(1) Electronic configuration:
\(\begin{aligned}
&\mathrm{O} \text { (At. no. =8) }=[\mathrm{He}] 2 s^2 2 p^4 \\
&\mathrm{~S}(\text { At. no. }=16)=[\mathrm{Ne}] 3 s^2 3 p^4 \\
&\mathrm{Se}(\text { At. no. }=34)=[\mathrm{Ar}] 3 d^{10} 4 s^2 4 p^4 \\
&\text { Te (At. no. }=52)=[\mathrm{Kr}] 4 d^{10} 5 s^2 5 p^4 \\
&\mathrm{Po} \text { (At. no. }=84)=[\mathrm{Xe}] 4 f^{14} 5 d^{10} 6 s^2 6 p^4
\end{aligned}\)
Thus, all these elements have the same \(n s^2 n p^4\) ( \(n=2\) to 6 ) valence shell electronic configuration, hence are justified to be placed in group 16 of the Periodic Table.

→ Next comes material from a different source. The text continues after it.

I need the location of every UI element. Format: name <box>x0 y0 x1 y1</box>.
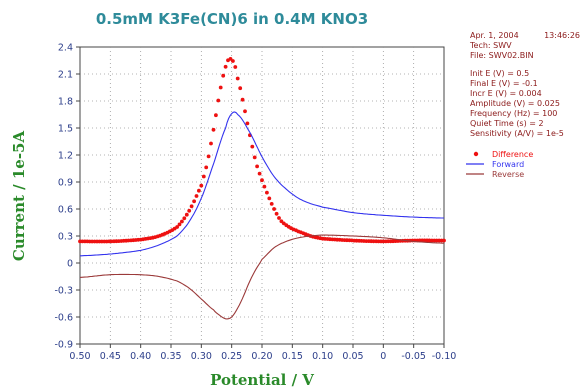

(2) Oxidation state : Two more electrons are needed to acquire the nearest noble gas configuration. Thus, the minimum oxidation state of these elements should be \(-2\).
\(\mathrm{O}\) and to some extent \(\mathrm{S}\) show \(-2\) oxidation state. Other element being more electropositive than \(\mathrm{O}\) and \(\mathrm{S}\), do not show negative oxidation state. As these contain six electrons, thus, maximum oxidation state shown by them is \(+6\). Other oxidation state shown by them are \(+2\) and \(+4\). O do not show \(+4\) and \(+6\) oxidation state, due to the absence of d-orbitals.
Thus, on the basis of maximum and minimum oxidation states, these elements are justified to be placed in the same group 16 of the periodic table.
(3) Hydride formation: All these elements share two of their valence electrons with \(1 s-\) orbital of hydrogen to form hydrides of the general formula \(\mathrm{EH}_2\), i.e., \(\mathrm{H}_2 \mathrm{O}\), \(\mathrm{H}_2 \mathrm{~S}, \mathrm{H}_2 \mathrm{Se}, \mathrm{H}_2\) Te and \(\mathrm{H}_2 \mathrm{Po}\). Thus, on the basis of hydride formation, these elements are justified to be placed in the same group 16 of the Periodic Table.